Lastly I felt this video was an interesting one to learn from. He talks about people with cronic pain but I think it can relate to anyone who feels isolated because they are "too different" in some way.


Tuesday, April 19, 2011

Continuation of Citizenship in School...

Sorry I missed class today! I think I need a "mental health" morning, I just could not get out of bed; I was run down from a long week/weekend. As soon as I got up and had energy I was very bummed that I missed class : (.
     Anyway, I have been thinking nonstop about this last reading and had a few more things to share, hope you enjoy!
                                           This movie is AMAZING!! It made me laugh and cry and is truly an inspiration. I highly recommend watching it, it is based on a true story and is just great!
                                                                     This second video is one of two parts. I posted it quick but have to watch it myself. My sister, who has years of experience working with people with "disabilities", recommended I watch this documentary when discussing this weeks topic!
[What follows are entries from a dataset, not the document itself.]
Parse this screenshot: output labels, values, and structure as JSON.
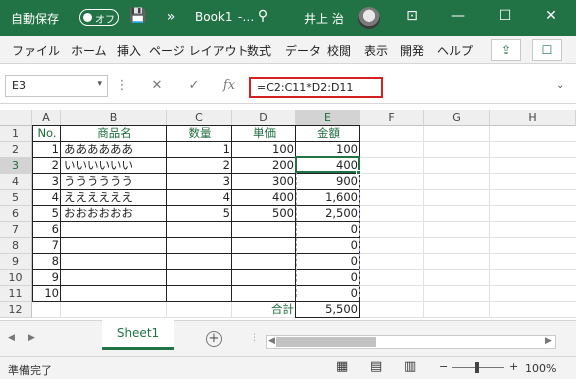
{
  "app": {
    "autosave_label": "自動保存",
    "autosave_state": "オフ",
    "doc_title": "Book1",
    "title_ellipsis": "-…",
    "overflow": "»",
    "user_name": "井上 治"
  },
  "titlebar_icons": {
    "save": "save-icon",
    "search": "search-icon",
    "ribbon_display": "ribbon-display-icon",
    "min": "minimize-icon",
    "max": "maximize-icon",
    "close": "close-icon",
    "chars": {
      "save": "💾",
      "more": "»",
      "search": "⚲",
      "ribbon_display": "⊡",
      "min": "—",
      "max": "☐",
      "close": "✕"
    }
  },
  "ribbon": {
    "tabs": [
      "ファイル",
      "ホーム",
      "挿入",
      "ページ レイアウト",
      "数式",
      "データ",
      "校閲",
      "表示",
      "開発",
      "ヘルプ"
    ],
    "share_icon": "⇪",
    "comment_icon": "☐"
  },
  "formula_bar": {
    "name_box": "E3",
    "name_arrow": "▾",
    "cancel": "✕",
    "enter": "✓",
    "fx": "fx",
    "formula": "=C2:C11*D2:D11",
    "expand": "⌄",
    "dots": "⋮"
  },
  "columns": [
    "A",
    "B",
    "C",
    "D",
    "E",
    "F",
    "G",
    "H"
  ],
  "rows": [
    "1",
    "2",
    "3",
    "4",
    "5",
    "6",
    "7",
    "8",
    "9",
    "10",
    "11",
    "12"
  ],
  "table": {
    "headers": {
      "no": "No.",
      "name": "商品名",
      "qty": "数量",
      "price": "単価",
      "amount": "金額"
    },
    "rows": [
      {
        "no": "1",
        "name": "ああああああ",
        "qty": "1",
        "price": "100",
        "amount": "100"
      },
      {
        "no": "2",
        "name": "いいいいいい",
        "qty": "2",
        "price": "200",
        "amount": "400"
      },
      {
        "no": "3",
        "name": "うううううう",
        "qty": "3",
        "price": "300",
        "amount": "900"
      },
      {
        "no": "4",
        "name": "ええええええ",
        "qty": "4",
        "price": "400",
        "amount": "1,600"
      },
      {
        "no": "5",
        "name": "おおおおおお",
        "qty": "5",
        "price": "500",
        "amount": "2,500"
      },
      {
        "no": "6",
        "name": "",
        "qty": "",
        "price": "",
        "amount": "0"
      },
      {
        "no": "7",
        "name": "",
        "qty": "",
        "price": "",
        "amount": "0"
      },
      {
        "no": "8",
        "name": "",
        "qty": "",
        "price": "",
        "amount": "0"
      },
      {
        "no": "9",
        "name": "",
        "qty": "",
        "price": "",
        "amount": "0"
      },
      {
        "no": "10",
        "name": "",
        "qty": "",
        "price": "",
        "amount": "0"
      }
    ],
    "total_label": "合計",
    "total_value": "5,500"
  },
  "sheet": {
    "tab": "Sheet1",
    "add": "+",
    "nav_prev": "◀",
    "nav_next": "▶",
    "dots": "⋮",
    "scroll_left": "◀",
    "scroll_right": "▶"
  },
  "status": {
    "ready": "準備完了",
    "zoom": "100%",
    "zoom_minus": "−",
    "zoom_plus": "+",
    "views": {
      "normal": "▦",
      "page_layout": "▤",
      "page_break": "▥"
    }
  },
  "colors": {
    "excel_green": "#217346",
    "header_green": "#1e6c3c",
    "formula_highlight": "#d42020"
  }
}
              The last thing I was trying to find was a video I saw on tv a long time ago. This video was about Jenny Mcarthy's son who has autism. I found it amazing because it showed how she changed his diet and did research on how he can learn. When her son wouldn't do simple things like play with his trucks or catch a ball, she discovered he learned by actually seeing these activities be done. So, with this knowledge she and a friend would video tape themselves tossing a ball back and forth, etc and then let he son watch it. After watching it he would understand and now participate in the activity. When looking for this footage all I could find was her advocating against vaccines that she believes causes autism.

Sunday, April 17, 2011

Citizenship in School:Reconceptualizing Down Syndrome

Hyperlinks, Quotes, Reflection:
 I felt this video would be a good introduction to Christopher Kliewer's Schooling Children with Down Syndrome. This reminded me of Christine Durovich's writing, "Knock it off! Knock it off! Becky is a girl who has cerebral palsy...She's not allowed in school because of her handicaps. I think her school should just knock it off and let her in. She needs an education. Just because she is handicapped doesn't mean she can't learn. She just got to do what she can do, which can be just about anything." (pg.93)
            Going off of Chrsitine's quote that instantly made me think of what one of John Mcgough's siblings noted on page 86, "...he's accepted for what he is, not what he isn't. And (therefore) he can concentrate on what he can do, instead of being shown or being told what he can't do."
             And this ofcoarse relates directly to what we have previously discussed in class about creating a safe environment in order to enhance learning.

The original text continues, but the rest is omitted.